Постоянные посетители как-то: собственно бармен и собственно непонятно для чего нужная здесь официантка, вероятно для кого нужная здесь официантка, составляли разрозненный дуэт живых и представленных собственников барной стойки, десяти стульчиков с исправными ножками и двух с поломанными, а также четырех столов с прилагающимися для них металлическими стульями для не желающих видеть постоянно мелькающий постоянный мордельник постоянного бармена.
Так вот они то, как раз и перестали уже давно глотать чупа-чупсы от широкого удивления, глядя на наших пузырившихся собеседников. Просто молча меняли бокалы и отчаливали за новыми. Сменялись только лица за столиками, только поодиноко танцующие и западающие пары да содержимое тарелок. То, что влекло наших бойцов в это место, оставалось приятно неизменным и казалось вечно манящим и заставляло иногда забавно прома… проностальгировать. То, что на этом месте когда-то давным-давно грязно выругался невоспитанный монгол по пути завоеваний на запад или околела кобыла будущего губернатора, когда тот спешил сообщить радостную весть беременной жене, не вызывало у друзів в воображении никакой связи с их разогретыми чувствами при пересечении вышеупомянутого закладу.
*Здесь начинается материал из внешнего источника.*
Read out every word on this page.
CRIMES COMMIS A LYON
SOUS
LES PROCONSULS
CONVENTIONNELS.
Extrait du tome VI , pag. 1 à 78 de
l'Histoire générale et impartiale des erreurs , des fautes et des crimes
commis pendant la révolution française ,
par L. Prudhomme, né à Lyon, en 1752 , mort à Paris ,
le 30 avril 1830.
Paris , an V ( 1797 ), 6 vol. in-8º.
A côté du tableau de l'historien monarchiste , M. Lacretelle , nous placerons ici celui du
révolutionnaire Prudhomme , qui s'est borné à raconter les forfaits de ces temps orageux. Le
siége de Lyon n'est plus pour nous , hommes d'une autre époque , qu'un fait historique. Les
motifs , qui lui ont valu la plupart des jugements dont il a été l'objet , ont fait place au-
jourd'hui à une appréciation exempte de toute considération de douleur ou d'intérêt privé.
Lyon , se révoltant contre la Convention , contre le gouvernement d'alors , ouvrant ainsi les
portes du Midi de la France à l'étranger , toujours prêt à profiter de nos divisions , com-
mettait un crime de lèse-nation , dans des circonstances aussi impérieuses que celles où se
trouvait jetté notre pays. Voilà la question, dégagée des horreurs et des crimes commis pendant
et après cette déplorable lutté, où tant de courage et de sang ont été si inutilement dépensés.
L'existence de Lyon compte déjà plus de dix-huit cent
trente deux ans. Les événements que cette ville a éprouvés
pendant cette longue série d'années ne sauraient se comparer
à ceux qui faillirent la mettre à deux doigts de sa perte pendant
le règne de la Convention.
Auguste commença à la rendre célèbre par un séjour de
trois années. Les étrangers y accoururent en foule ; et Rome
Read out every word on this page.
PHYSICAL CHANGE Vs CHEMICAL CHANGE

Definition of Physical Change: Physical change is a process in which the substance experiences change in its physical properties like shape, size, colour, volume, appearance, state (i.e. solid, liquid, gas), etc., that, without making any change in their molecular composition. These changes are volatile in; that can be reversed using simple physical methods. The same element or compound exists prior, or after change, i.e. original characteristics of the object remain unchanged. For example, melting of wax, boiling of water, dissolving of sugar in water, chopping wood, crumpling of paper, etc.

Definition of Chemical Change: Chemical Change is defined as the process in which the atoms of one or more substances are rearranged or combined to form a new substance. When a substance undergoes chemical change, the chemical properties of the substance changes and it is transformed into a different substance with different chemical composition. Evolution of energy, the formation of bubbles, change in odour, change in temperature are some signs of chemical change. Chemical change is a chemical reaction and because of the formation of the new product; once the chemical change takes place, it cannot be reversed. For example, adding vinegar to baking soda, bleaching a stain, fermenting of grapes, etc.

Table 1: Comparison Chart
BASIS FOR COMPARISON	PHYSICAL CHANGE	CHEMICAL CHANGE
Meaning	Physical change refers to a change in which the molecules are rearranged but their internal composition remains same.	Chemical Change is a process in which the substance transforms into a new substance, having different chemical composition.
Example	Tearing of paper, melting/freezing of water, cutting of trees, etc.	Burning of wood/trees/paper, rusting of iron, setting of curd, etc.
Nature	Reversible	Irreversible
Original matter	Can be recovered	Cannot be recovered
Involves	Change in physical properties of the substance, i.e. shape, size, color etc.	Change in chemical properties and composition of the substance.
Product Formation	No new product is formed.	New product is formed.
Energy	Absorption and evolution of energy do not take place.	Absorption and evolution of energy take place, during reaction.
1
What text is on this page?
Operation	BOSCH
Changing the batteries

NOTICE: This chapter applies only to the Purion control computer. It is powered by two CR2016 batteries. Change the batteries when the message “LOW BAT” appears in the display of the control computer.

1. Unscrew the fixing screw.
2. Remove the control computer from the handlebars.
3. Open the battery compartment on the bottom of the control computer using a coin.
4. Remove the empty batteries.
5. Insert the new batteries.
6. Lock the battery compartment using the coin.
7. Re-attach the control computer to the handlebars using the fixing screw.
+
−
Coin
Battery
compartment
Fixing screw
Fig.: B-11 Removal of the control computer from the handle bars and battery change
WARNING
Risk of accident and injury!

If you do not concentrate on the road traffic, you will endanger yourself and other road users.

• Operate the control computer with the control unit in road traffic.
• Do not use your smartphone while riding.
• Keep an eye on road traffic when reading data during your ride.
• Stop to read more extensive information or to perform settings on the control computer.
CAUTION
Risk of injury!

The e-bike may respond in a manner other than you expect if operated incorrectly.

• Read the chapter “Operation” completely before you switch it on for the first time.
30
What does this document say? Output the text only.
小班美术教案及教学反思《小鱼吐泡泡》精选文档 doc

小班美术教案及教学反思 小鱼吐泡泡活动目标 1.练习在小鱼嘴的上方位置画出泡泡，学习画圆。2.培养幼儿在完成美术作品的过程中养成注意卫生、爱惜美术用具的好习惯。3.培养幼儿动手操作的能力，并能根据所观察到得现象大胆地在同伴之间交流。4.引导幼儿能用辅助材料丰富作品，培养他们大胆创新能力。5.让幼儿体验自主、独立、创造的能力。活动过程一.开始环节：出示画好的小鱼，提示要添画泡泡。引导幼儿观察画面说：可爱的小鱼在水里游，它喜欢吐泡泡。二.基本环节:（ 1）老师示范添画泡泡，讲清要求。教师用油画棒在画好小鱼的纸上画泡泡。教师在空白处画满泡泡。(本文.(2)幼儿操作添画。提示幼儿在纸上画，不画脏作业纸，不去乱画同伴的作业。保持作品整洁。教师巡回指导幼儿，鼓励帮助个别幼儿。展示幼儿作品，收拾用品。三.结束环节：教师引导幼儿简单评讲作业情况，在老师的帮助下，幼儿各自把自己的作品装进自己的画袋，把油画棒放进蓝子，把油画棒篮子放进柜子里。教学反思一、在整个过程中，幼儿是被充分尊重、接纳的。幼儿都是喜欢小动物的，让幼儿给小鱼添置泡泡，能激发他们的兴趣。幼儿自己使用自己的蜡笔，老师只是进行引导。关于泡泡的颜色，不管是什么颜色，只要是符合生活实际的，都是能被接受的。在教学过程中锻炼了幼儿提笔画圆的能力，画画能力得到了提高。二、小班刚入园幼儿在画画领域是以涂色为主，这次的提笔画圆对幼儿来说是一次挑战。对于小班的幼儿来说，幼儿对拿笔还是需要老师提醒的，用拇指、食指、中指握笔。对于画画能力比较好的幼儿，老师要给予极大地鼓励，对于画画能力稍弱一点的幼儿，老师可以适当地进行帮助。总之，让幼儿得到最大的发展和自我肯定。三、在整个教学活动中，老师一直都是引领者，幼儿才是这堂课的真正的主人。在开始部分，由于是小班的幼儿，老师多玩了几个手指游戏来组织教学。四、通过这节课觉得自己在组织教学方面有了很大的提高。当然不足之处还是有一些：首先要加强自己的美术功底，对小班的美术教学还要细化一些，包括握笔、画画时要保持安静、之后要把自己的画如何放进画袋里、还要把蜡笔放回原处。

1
Чиж, как мы еще не упоминали, при очередном переходе из одного возраста – скажем не сиденья на переднем сидении рядом с водителем, в другой – скажем принципиальности в вопросах одолжения N-ой суммы денег, обнаружил однажды, что живет в стране, где нет монетных денег. Тут же ему пришел в голову смысл подзабытой фразы Сальвадора Дали о стране дошедшей до ручки: какое-то невероятное количество сортов сыра и менее невероятное количество сортов вина… Монетный двор был. И есть. Но штампует исключительно на бумаге и непонятно что. Гордость за державу нигде ни подымается. Бумажки даже не «так» хрустят. А когда пройдут через сотни рук – туалетний папір после первого употребления и то выглядит лучше.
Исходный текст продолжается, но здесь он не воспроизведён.